Is it possible to use a back reference to specify the number of replications in a regular expression?

Question

Is it possible to use a back reference to specify the number of replications in a regular expression?

foo= 'ADCKAL+2AG.+2AG.+2AG.+2AGGG+.G+3AGGa.'

The substrings that start with '+[0-9]' followed by '[A-z]{n}.' need to be replaced with simply '+' where the variable n is the digit from earlier in the substring. Can that n be back referenced?
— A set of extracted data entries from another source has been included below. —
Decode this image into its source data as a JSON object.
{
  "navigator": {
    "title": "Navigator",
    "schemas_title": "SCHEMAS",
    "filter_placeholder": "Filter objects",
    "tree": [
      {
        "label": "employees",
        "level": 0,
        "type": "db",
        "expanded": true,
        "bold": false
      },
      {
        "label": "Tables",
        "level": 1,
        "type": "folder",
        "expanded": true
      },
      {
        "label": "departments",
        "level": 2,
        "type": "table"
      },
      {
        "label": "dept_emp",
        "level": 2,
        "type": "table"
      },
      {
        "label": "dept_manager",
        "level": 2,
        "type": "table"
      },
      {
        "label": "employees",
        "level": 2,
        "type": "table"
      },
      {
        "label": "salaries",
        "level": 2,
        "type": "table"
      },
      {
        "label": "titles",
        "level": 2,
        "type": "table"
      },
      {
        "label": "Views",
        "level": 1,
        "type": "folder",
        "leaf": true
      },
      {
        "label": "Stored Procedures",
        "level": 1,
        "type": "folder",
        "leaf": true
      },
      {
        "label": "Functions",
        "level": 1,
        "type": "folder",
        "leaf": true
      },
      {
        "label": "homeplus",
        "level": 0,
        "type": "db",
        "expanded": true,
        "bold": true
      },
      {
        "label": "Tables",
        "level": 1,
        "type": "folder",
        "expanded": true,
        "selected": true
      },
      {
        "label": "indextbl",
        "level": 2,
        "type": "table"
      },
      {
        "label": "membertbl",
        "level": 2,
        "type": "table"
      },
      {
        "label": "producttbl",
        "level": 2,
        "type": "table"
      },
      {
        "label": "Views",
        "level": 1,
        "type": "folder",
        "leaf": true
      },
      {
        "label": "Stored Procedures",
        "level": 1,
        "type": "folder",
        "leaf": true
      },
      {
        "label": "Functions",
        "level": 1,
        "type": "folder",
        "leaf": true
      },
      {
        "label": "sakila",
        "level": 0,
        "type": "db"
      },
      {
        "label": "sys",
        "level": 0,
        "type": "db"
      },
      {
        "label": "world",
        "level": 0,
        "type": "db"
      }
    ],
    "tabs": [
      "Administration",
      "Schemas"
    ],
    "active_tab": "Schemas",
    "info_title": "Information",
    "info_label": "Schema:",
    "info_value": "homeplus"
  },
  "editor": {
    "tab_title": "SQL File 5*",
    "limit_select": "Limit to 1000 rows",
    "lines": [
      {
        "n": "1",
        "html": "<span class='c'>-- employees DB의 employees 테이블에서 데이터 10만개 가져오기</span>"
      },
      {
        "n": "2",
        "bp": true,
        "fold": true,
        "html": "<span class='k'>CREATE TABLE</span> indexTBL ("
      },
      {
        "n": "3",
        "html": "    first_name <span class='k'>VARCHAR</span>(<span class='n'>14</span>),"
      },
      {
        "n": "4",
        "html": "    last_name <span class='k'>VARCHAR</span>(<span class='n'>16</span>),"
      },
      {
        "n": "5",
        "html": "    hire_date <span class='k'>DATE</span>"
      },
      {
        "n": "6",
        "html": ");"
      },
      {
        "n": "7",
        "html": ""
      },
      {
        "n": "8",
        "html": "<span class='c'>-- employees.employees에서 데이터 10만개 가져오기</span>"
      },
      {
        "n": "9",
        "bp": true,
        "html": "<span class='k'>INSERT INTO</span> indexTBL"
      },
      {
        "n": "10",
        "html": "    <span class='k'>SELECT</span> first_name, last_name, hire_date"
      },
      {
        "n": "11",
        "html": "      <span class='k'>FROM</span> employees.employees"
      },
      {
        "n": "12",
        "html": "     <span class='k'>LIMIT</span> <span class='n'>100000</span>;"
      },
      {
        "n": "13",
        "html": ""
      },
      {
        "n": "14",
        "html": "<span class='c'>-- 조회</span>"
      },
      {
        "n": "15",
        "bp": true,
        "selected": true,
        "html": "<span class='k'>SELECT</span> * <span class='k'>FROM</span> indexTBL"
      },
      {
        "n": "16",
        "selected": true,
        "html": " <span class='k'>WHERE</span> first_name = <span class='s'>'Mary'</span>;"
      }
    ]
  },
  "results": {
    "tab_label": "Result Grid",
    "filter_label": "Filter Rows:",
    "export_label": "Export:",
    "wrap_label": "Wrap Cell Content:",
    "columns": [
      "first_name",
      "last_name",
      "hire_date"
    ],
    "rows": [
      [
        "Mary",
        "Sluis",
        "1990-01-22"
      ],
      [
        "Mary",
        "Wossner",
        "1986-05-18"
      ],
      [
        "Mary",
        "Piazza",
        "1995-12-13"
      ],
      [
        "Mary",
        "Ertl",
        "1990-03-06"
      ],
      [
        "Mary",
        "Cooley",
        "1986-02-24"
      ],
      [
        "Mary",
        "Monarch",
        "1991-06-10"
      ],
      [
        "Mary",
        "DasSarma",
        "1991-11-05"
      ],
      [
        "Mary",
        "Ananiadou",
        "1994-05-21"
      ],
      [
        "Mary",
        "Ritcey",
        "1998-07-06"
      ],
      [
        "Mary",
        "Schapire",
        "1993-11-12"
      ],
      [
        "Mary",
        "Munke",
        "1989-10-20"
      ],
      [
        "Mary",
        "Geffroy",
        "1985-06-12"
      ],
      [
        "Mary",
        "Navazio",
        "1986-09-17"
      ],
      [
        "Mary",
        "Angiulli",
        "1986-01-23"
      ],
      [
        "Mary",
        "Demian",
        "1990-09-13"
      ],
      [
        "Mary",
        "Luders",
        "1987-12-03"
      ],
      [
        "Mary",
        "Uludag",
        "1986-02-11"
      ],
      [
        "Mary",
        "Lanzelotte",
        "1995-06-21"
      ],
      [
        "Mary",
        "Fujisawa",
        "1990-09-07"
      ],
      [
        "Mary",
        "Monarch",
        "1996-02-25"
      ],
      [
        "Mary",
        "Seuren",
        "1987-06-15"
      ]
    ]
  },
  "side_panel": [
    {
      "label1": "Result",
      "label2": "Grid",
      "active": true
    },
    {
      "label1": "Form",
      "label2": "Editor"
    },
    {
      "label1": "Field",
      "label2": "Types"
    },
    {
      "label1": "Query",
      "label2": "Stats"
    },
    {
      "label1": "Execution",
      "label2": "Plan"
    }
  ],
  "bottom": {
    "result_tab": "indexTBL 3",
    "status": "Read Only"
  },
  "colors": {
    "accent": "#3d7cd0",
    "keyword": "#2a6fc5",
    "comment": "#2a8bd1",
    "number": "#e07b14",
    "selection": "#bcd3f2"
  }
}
For example (doesn't work) '+([0-9])[A-z]{/1}.' is the pattern I want replaced with "+" (that last dot can be any character and represents a quality score) so that foo should come out to ADCKAL+++G.G+.

 import re
 foo = 'ADCKAL+2AG.+2AG.+2AG.+2AGGG+.+G+3AGGa.'
 indelpatt = re.compile('\+([0-9])')
 while indelpatt.search(foo):
     indelsize=int(indelpatt.search(foo).group(1))
     new_regex = '\+%s[ACGTNacgtn]{%s}.' % (indelsize,indelsize)
     newpatt=re.compile(new_regex)
     foo = newpatt.sub("+", foo)

I'm probably missing an easier way to parse the string.

Answer 1

No, you cannot use back-references as quantifiers. A workaround is to construct a regular expression that can handle each of the cases in an alternation.

import re

foo = 'ADCKAL+2AG.+2AG.+2AG.+2AGGG^+.+G+3AGGa4.'
pattern = '|'.join('\+%s[ACGTNacgtn]{%s}.' % (i, i) for i in range(1, 10))
regex = re.compile(pattern)
foo = regex.sub("+", foo)
print foo

Result:

ADCKAL++++G^+.+G+4.

Note also that your code contains an error that causes it to enter an infinite loop on the input you gave.